The word for love is the sort of love that is not, or not merely, erotic, nor simply familial love, as between a parent and child and vice versa, but closer perhaps to kindness, or altruism. It is the word used where John enjoins us to love one another and the word for God’s creative, life giving love for the world. Indeed, I believe it’s meant that our kindness to one another, and indeed all fellow creatures and all creation, is small instance of God’s love, and is inspired by that divine love.

So much for attempts at definition; perhaps more important John’s context and that of most very early Christian writers, is of an imminent second coming. This certainly makes some sense of rejecting the world; giving up all life’s physical pleasures (and most notably, for St Paul, sex) only makes sense as short term proposition.

And that is how it’s been; there is a strong ascetic streak in the history of Christianity, but much more there has been a revelling in the beauty and pleasure there is in the world, and especially a harnessing of the physical pleasures of sight  and sound, used to express and explore the greater glory of God. There can be few better demonstrations of the possibilities of love than the happy union of two souls and bodies in marriage.

Rather than battling with this paradox ourselves, perhaps we would do better to look at how Christians have in fact behaved. As I said, there have been plenty of influential Christians who have rejected the world as far as they could, but almost invariably, they have remained closely linked with the world and been sought as advisors on the world’s problems. It is as if rejection of physical involvement in the world only brings a heightened awareness of the ethical problems, and some answers to them.

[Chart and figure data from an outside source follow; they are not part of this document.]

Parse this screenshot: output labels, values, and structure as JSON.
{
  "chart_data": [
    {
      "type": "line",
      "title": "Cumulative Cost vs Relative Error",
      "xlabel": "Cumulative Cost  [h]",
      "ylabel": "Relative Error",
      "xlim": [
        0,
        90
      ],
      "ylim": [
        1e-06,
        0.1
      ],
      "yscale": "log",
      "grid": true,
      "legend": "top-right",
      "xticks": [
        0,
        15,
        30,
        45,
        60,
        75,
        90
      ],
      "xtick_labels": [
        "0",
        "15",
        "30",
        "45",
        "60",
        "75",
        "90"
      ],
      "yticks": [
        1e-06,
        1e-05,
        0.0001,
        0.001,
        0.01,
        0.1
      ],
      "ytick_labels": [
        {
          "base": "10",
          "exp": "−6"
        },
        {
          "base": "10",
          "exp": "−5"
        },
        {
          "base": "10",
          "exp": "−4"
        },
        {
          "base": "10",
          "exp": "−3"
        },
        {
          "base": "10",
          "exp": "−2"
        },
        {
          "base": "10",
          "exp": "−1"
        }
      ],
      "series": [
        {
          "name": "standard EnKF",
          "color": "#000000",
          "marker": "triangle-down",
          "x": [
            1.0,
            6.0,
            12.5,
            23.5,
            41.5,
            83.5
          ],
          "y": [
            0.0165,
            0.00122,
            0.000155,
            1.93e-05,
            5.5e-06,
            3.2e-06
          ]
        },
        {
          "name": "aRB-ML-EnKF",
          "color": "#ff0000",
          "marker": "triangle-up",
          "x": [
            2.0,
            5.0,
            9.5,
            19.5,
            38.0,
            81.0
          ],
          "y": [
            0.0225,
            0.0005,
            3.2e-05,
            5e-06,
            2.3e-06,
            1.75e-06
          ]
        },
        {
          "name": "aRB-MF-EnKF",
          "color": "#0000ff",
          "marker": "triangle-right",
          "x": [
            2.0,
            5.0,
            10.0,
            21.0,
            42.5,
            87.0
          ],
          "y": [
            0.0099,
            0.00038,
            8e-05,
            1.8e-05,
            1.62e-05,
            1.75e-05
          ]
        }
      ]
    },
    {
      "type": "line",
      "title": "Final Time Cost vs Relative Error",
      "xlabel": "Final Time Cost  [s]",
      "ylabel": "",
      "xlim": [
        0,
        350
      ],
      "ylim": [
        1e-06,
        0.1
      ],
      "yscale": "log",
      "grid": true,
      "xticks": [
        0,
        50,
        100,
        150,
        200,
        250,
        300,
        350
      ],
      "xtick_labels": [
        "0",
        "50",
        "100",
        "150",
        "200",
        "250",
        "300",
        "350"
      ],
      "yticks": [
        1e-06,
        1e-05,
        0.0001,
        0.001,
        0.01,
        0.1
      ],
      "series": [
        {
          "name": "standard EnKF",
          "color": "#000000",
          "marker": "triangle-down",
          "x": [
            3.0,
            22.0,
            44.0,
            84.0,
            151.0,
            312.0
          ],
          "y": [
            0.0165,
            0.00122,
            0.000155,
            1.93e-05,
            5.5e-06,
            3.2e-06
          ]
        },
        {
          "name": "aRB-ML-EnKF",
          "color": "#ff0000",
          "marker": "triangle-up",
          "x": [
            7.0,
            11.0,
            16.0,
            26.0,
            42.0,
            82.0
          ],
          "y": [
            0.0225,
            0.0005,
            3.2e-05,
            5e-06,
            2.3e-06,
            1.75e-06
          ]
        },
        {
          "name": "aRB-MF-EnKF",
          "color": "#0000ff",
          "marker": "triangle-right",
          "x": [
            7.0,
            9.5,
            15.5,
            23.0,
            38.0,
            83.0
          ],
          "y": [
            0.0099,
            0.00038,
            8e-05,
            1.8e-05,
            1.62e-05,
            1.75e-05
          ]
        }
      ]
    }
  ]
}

Equally, the chief reason for rejecting the world (that it was going to end shortly anyway) has in fact been an incentive to put things right. One might cynically say to put things right in the belief that it will stand you in good stead on judgement day. Whatever the motivation, Christianity has a record of which it can be justifiably proud of engagement with the world in, for example, hospitals, schools and the care for the poor. It has much that is shaming too, but that does not obliterate the good. The second coming has in fact worked as an incentive to bring on the Kingdom of God rather than a reason to reject the world.

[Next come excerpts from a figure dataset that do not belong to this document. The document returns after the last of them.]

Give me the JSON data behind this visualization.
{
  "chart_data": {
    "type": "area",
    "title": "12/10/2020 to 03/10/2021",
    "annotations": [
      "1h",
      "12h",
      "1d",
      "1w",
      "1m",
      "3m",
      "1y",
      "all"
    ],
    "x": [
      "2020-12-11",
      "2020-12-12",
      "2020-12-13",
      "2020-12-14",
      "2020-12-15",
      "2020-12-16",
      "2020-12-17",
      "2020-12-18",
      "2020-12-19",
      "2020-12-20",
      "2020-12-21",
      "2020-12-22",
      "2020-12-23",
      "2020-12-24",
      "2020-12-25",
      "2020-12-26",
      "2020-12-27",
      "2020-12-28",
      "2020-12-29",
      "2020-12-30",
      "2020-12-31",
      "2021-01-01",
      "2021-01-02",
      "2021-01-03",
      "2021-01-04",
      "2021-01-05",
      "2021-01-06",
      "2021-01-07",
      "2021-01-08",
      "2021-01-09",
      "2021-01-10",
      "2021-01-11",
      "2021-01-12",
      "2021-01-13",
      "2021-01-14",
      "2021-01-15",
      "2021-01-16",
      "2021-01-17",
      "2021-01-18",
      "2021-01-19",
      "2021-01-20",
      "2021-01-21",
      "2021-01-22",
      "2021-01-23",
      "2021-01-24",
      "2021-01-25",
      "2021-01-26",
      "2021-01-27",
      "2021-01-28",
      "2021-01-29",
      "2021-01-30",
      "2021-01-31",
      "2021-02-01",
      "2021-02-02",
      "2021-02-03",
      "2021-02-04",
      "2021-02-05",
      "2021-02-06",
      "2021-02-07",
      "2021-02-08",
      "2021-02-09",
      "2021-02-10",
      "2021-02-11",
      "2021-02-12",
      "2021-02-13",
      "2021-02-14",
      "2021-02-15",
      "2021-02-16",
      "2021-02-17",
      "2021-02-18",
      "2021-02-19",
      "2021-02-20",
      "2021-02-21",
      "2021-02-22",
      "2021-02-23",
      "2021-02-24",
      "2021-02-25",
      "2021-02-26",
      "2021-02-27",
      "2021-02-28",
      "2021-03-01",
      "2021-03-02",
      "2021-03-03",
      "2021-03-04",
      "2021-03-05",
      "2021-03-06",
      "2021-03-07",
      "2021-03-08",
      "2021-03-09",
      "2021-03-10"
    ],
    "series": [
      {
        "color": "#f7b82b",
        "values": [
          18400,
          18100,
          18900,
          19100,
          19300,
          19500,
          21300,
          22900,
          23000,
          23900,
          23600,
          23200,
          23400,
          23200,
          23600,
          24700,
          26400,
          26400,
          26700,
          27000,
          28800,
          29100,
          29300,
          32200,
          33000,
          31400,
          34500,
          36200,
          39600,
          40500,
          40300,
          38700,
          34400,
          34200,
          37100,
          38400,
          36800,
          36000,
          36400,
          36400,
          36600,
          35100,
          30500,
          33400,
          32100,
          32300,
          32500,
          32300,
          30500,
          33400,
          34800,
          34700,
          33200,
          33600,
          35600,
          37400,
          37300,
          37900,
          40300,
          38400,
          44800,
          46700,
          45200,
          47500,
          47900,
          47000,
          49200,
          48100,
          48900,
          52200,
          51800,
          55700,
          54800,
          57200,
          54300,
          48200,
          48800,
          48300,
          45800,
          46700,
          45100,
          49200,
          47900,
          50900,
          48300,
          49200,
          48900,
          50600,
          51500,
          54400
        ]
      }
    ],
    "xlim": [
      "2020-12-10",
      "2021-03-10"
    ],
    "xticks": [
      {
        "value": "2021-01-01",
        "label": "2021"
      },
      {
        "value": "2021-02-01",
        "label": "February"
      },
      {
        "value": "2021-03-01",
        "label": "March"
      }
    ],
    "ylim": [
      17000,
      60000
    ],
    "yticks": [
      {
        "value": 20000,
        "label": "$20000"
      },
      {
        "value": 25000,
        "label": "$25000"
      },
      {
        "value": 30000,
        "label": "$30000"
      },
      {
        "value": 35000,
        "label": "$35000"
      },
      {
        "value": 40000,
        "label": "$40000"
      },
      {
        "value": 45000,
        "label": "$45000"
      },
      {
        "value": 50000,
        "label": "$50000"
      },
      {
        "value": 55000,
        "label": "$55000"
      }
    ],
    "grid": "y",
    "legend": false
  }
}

John’s words then have had limited direct affect; it’s true that we as members of the world imbued with its lusts, both good and bad will pass away, but by doing the will of God we can be part of his love for the world, which will indeed last forever. That is, I think what John means by God abiding in us, and it is that abiding which he says is achieved by rejecting the world. Rather, I suggest than rejecting it we need to embrace it and change it for the better through that divine love which we are privileged to share. Amen.